A minor detail for sure, but we also learn that during her downtime she hangs out with one of the guys who created A Softer World! I wasted a lot of first-year uni going through those.
Ahead of our panel discussion this Friday, we demanded that a handful of our loved ones send their explanations home – you’ll see what they came back with shortly, but regrettably one of the finest men I know, Julian Hughes, fell ill before being able to get his dispatch through. In lieu of that, here’s his travel blog, Por Que Nowhere. As some limited context, Julian worked as a commercial lawyer in Auckland for three years, and in April he parted ways with it for what’s looking to be an indeterminate length of time.
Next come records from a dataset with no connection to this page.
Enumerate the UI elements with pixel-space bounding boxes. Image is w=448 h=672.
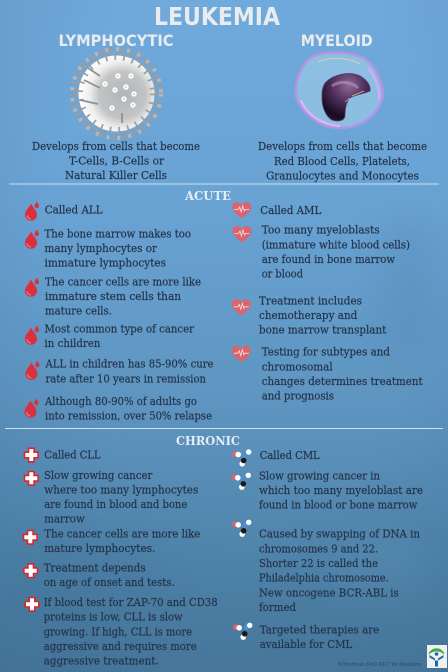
text: chronic myeloid points: found in blood or bone marrow — [259, 499, 418, 512]
text: chronic lymphocytic points: growing. If high, CLL is more — [44, 625, 192, 638]
text: chronic lymphocytic points: are found in blood and bone — [44, 498, 188, 511]
text: chronic myeloid points: Called CML — [260, 449, 320, 462]
text: acute myeloid points: (immature white blood cells) — [262, 238, 410, 251]
text: chronic myeloid points: Caused by swapping of DNA in — [259, 528, 420, 541]
text: acute myeloid points: Treatment includes — [259, 294, 362, 307]
text: chronic lymphocytic points — [44, 448, 218, 668]
panel: acute lymphocytic list — [24, 202, 214, 423]
heading: acute: ACUTE — [184, 188, 231, 203]
text: acute lymphocytic points: The bone marrow makes too — [44, 227, 191, 240]
text: lymphocytic description — [32, 140, 200, 182]
text: acute lymphocytic points: into remission, over 50% relapse — [45, 410, 212, 423]
text: acute lymphocytic points: The cancer cells are more like — [45, 275, 201, 288]
text: chronic lymphocytic points: aggressive and requires more — [44, 640, 197, 653]
panel: chronic myeloid list — [232, 449, 423, 651]
text: chronic myeloid points: Shorter 22 is called the — [259, 557, 378, 570]
text: chronic lymphocytic points: where too many lymphocytes — [44, 483, 199, 496]
panel: acute myeloid list — [232, 202, 423, 403]
heading: lymphocytic: LYMPHOCYTIC — [58, 31, 174, 50]
text: chronic lymphocytic points: The cancer cells are more like — [44, 527, 201, 540]
text: acute myeloid points: changes determines treatment — [262, 375, 423, 388]
text: chronic lymphocytic points: mature lymphocytes. — [44, 542, 155, 555]
text: chronic myeloid points: available for CML — [260, 638, 353, 651]
text: acute lymphocytic points: Called ALL — [45, 203, 103, 216]
text: acute myeloid points: bone marrow transplant — [259, 324, 387, 337]
icon: lymphocyte cell — [72, 49, 161, 138]
icons: blood drops — [24, 202, 40, 418]
text: chronic lymphocytic points: proteins is low, CLL is slow — [44, 611, 183, 624]
text: lymphocytic description: Natural Killer Cells — [65, 169, 167, 182]
text: chronic myeloid points: which too many myeloblast are — [259, 484, 423, 497]
icons: molecules — [232, 449, 252, 640]
text: acute myeloid points: Too many myeloblasts — [262, 224, 380, 237]
text: acute lymphocytic points: ALL in children has 85-90% cure — [45, 358, 214, 371]
text: chronic myeloid points — [259, 449, 423, 651]
text: chronic myeloid points: Targeted therapies are — [260, 623, 380, 636]
credit text: KDHoffman,PhD 2017 for Medivizor — [338, 662, 422, 668]
panel: chronic lymphocytic list — [24, 448, 218, 668]
text: chronic myeloid points: Slow growing cancer in — [259, 469, 380, 482]
text: acute myeloid points: chemotherapy and — [259, 309, 357, 322]
text: acute lymphocytic points: immature stem cells than — [45, 290, 181, 303]
text: chronic lymphocytic points: Called CLL — [44, 448, 101, 461]
text: acute lymphocytic points: immature lymphocytes — [44, 257, 166, 270]
text: acute myeloid points — [259, 204, 423, 403]
text: chronic myeloid points: New oncogene BCR-ABL is — [259, 586, 399, 599]
text: acute lymphocytic points: many lymphocytes or — [44, 242, 158, 255]
text: myeloid description — [258, 140, 427, 183]
heading: chronic: CHRONIC — [176, 433, 240, 448]
text: acute myeloid points: Called AML — [260, 204, 322, 217]
text: myeloid description: Red Blood Cells, Platelets, — [274, 155, 410, 168]
title: LEUKEMIA — [154, 2, 281, 31]
text: acute lymphocytic points: in children — [44, 337, 100, 350]
text: chronic myeloid points: formed — [259, 601, 296, 614]
text: chronic lymphocytic points: aggressive treatment. — [44, 655, 159, 668]
text: chronic lymphocytic points: on age of onset and tests. — [44, 576, 175, 589]
text: acute myeloid points: or blood — [262, 267, 303, 280]
text: myeloid description: Develops from cells that become — [258, 140, 427, 153]
text: chronic lymphocytic points: If blood test for ZAP-70 and CD38 — [44, 596, 218, 609]
text: acute lymphocytic points: mature cells. — [45, 305, 112, 318]
text: myeloid description: Granulocytes and Monocytes — [266, 170, 419, 183]
text: acute lymphocytic points: Most common type of cancer — [44, 322, 195, 335]
text: acute myeloid points: are found in bone marrow — [262, 253, 395, 266]
icon: myeloid cell — [296, 52, 383, 128]
text: lymphocytic description: T-Cells, B-Cells or — [69, 154, 165, 168]
text: acute myeloid points: Testing for subtypes and — [262, 346, 390, 359]
text: acute lymphocytic points — [44, 203, 214, 423]
text: acute myeloid points: chromosomal — [262, 360, 333, 373]
text: chronic myeloid points: Philadelphia chromosome. — [259, 572, 389, 585]
text: acute myeloid points: and prognosis — [262, 390, 334, 403]
text: acute lymphocytic points: rate after 10 years in remission — [46, 372, 206, 385]
text: chronic lymphocytic points: marrow — [44, 513, 85, 526]
text: acute lymphocytic points: Although 80-90% of adults go — [44, 395, 197, 408]
heading: myeloid: MYELOID — [301, 31, 373, 50]
icon: medivizor logo — [427, 645, 447, 668]
icons: hearts — [232, 202, 252, 362]
text: lymphocytic description: Develops from cells that become — [32, 140, 200, 153]
icons: medical crosses — [24, 448, 39, 611]
text: chronic myeloid points: chromosomes 9 and 22. — [259, 542, 378, 555]
text: chronic lymphocytic points: Treatment depends — [44, 561, 146, 574]
text: chronic lymphocytic points: Slow growing cancer — [44, 469, 153, 482]
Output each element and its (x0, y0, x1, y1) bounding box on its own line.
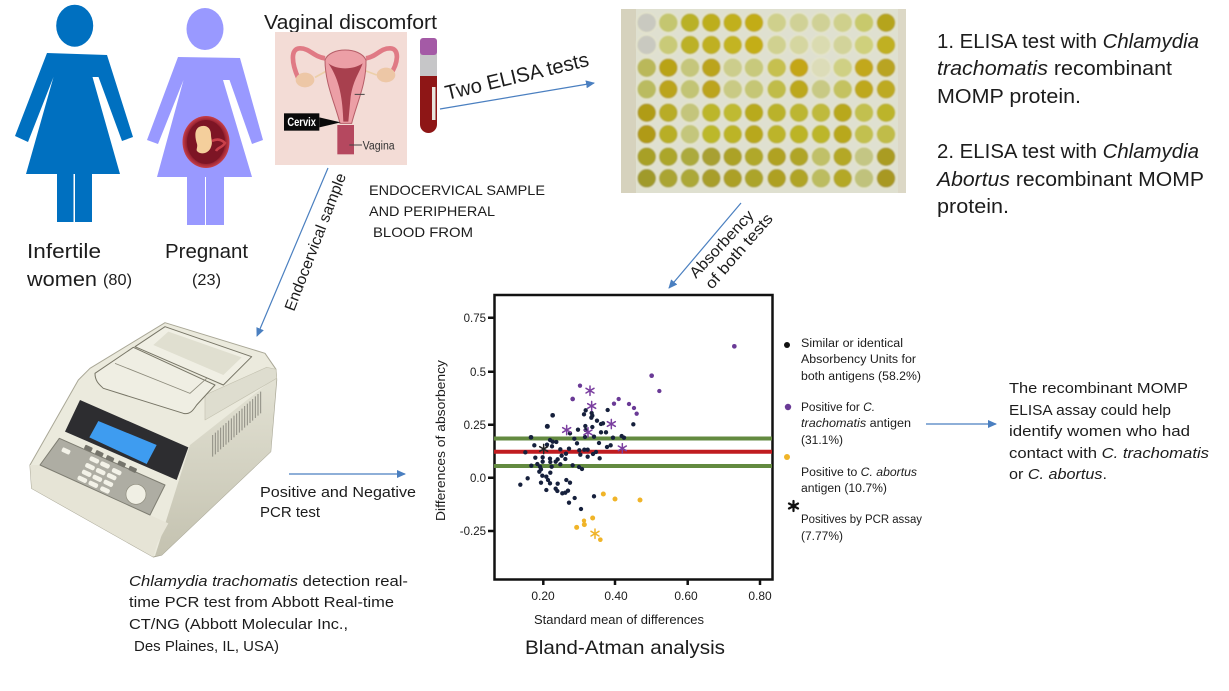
label: Positive and Negative PCR test: Positive and Negative (260, 484, 416, 501)
text: sample description: AND PERIPHERAL (369, 203, 495, 219)
text: conclusion: The recombinant MOMP (1009, 380, 1188, 397)
text: conclusion: contact with C. trachomatis (1009, 445, 1210, 462)
legend item: similar (784, 338, 921, 383)
text: ELISA tests list: 1. ELISA test with Chlamydia (937, 31, 1199, 53)
text: PCR test description: Chlamydia trachomatis detection real- (129, 573, 408, 590)
arrow: legend to conclusion (926, 423, 996, 425)
heading: Vaginal discomfort: Vaginal discomfort (264, 11, 437, 34)
legend item: similar: Similar or identical (801, 338, 903, 350)
x axis tick labels: 0.40 (604, 589, 628, 603)
text: conclusion: identify women who had (1009, 423, 1190, 440)
legend item: C. trachomatis positive: trachomatis antigen (801, 418, 911, 430)
arrow: anatomy to PCR machine (257, 168, 328, 336)
legend item: C. abortus positive (784, 454, 917, 495)
heading: Bland-Atman analysis: Bland-Atman analysis (525, 637, 725, 659)
text: sample description (369, 182, 545, 240)
legend (784, 338, 922, 543)
text: sample description: BLOOD FROM (373, 224, 473, 240)
y axis tick labels: 0.75 (464, 313, 486, 325)
y axis tick labels: 0.25 (464, 420, 486, 432)
label: Infertile women: women (26, 268, 97, 291)
x axis tick labels: 0.20 (531, 589, 555, 603)
legend item: C. trachomatis positive: (31.1%) (801, 435, 843, 447)
text: ELISA tests list: MOMP protein. (937, 86, 1081, 108)
text: ELISA tests list (936, 31, 1204, 218)
legend item: PCR positive: Positives by PCR assay (801, 514, 922, 526)
x axis tick labels: 0.80 (748, 589, 772, 603)
text: conclusion: ELISA assay could help (1009, 402, 1171, 419)
text: PCR test description: Des Plaines, IL, USA) (134, 638, 279, 655)
icon: real-time PCR machine (30, 323, 277, 557)
legend item: similar: Absorbency Units for (801, 354, 916, 366)
arrow: PCR to plot (289, 473, 405, 475)
text: sample description: ENDOCERVICAL SAMPLE (369, 182, 545, 198)
chart: Bland-Altman scatter plot (433, 295, 772, 627)
legend item: C. trachomatis positive (785, 402, 911, 447)
y axis tick labels: -0.25 (460, 526, 486, 538)
legend item: C. trachomatis positive: Positive for C. (801, 402, 875, 414)
label: Infertile women (26, 240, 132, 291)
text: PCR test description (129, 573, 408, 655)
label: Absorbency of both tests: of both tests (702, 210, 777, 293)
plot frame and ticks (488, 295, 772, 585)
icon: female reproductive anatomy (275, 32, 407, 165)
text: ELISA tests list: 2. ELISA test with Chlamydia (937, 141, 1199, 163)
icon: fetus in womb (182, 116, 230, 168)
icon: female reproductive anatomy: Cervix (287, 115, 316, 129)
legend item: C. abortus positive: Positive to C. abortus (801, 467, 917, 479)
icon: female reproductive anatomy: Vagina (363, 139, 395, 153)
y axis title: Differences of absorbency (433, 359, 448, 521)
icon: pregnant woman figure (147, 8, 263, 225)
text: conclusion: or C. abortus . (1009, 466, 1107, 483)
icon: infertile woman figure (15, 5, 133, 222)
label: Absorbency of both tests: Absorbency (686, 207, 758, 282)
x axis title: Standard mean of differences (534, 612, 704, 627)
legend item: PCR positive (789, 501, 922, 543)
text: ELISA tests list: trachomatis recombinant (937, 58, 1172, 80)
text: conclusion (1009, 380, 1210, 483)
legend item: C. abortus positive: antigen (10.7%) (801, 483, 887, 495)
text: PCR test description: CT/NG (Abbott Molecular Inc., (129, 616, 348, 633)
text: ELISA tests list: protein. (937, 196, 1009, 218)
arrow: blood to ELISA plate (440, 83, 594, 109)
image: ELISA microplate (621, 9, 906, 193)
label: Positive and Negative PCR test (260, 484, 416, 521)
label: Pregnant (165, 240, 248, 289)
data points (518, 344, 737, 542)
label: Pregnant: Pregnant (165, 240, 248, 263)
label: Pregnant: (23) (192, 272, 221, 289)
arrow: plate to plot (669, 203, 741, 288)
label: Infertile women: (80) (103, 272, 132, 289)
icon: blood sample tube (420, 38, 437, 133)
y axis tick labels: 0.5 (470, 367, 486, 379)
x axis tick labels: 0.60 (674, 589, 698, 603)
legend item: PCR positive: (7.77%) (801, 531, 843, 543)
text: PCR test description: time PCR test from Abbott Real-time (129, 594, 394, 611)
label: Positive and Negative PCR test: PCR test (260, 504, 321, 521)
text: ELISA tests list: Abortus recombinant MOMP (936, 169, 1204, 191)
y axis tick labels (460, 313, 486, 538)
label: Two ELISA tests: Two ELISA tests (443, 48, 591, 105)
reference lines (494, 438, 772, 466)
label: Infertile women: Infertile (27, 240, 101, 263)
label: Endocervical sample: Endocervical sample (282, 171, 350, 313)
y axis tick labels: 0.0 (470, 473, 486, 485)
x axis tick labels (531, 589, 772, 603)
label: Absorbency of both tests (686, 207, 777, 293)
legend item: similar: both antigens (58.2%) (801, 371, 921, 383)
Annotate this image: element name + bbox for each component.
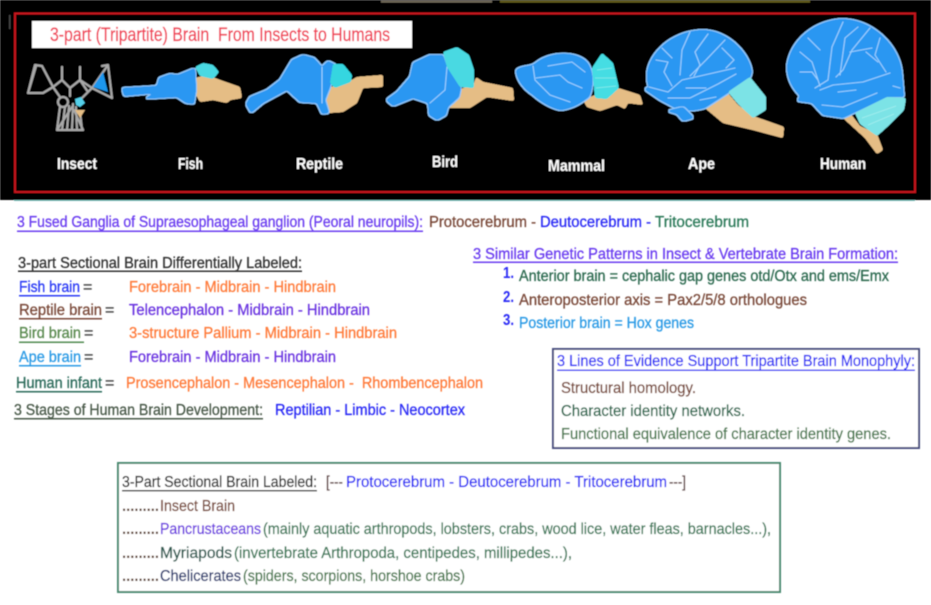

I like Jules’ style enough to want to highlight it – 90% of travel blogging feels like an underwritten cavalcade of enviable photos and hedonism (accordingly, a lot of it has simply migrated to Instagram and Twitter accounts with precious little lost). Another 9% has a sort of condescending bro-intellectual seeing-the-world oh-did-your-dad-get-you-that-camera vibe that reads like it started The Motorcycle Diaries and On The Road at the same time and didn’t quite polish off either. Consider this the 1% (no, not that one) He’s got a rare, observational economy. If travel is a illusory sense of progress, this reminds us that there's still something elemental and wonderful about it in its own right. It’s a simple and familiar joy to read:
“An afternoon in a quiet lineup at La Punta, Puerto Escondido, Mexico is great for clearing your head out. It’s 34 degrees there, and not much cooler in the surf. The usually 40-strong crowd dwindled to eight one day due to the prevailing onshore. To the north, the green hills in back of the town looked as if they were painted Disneyland-like onto the horizon – each one fading further into the atmospheric veil until the last was subsumed into a thunderstorm raging up the road. It’s as if the heavens were saying that there is nothing beyond this town; there is no better place than here, no better time than now. Good. Change was in the air. Soon we would be treated to some of the best surf seen around for weeks, and without any of the usual competition. Good.”
Get well soon, amigo.
Finally, I’ve made note of Dylan Taylor’s food blog, Lense Fare, on here before – he’s also a playful, sometimes reverential, sometimes outrageous artist and he’s just started an illustrated A-Z of his personal musical heroes. Which is great, because you can’t go two pages on the Internet without encountering quality fan fiction depictions of staple classic-rock heroes like Bob Dylan and Tom Petty making out, but where are you going to get drawings of more out-there bands like the B-52s, the Clean and Sonic Youth?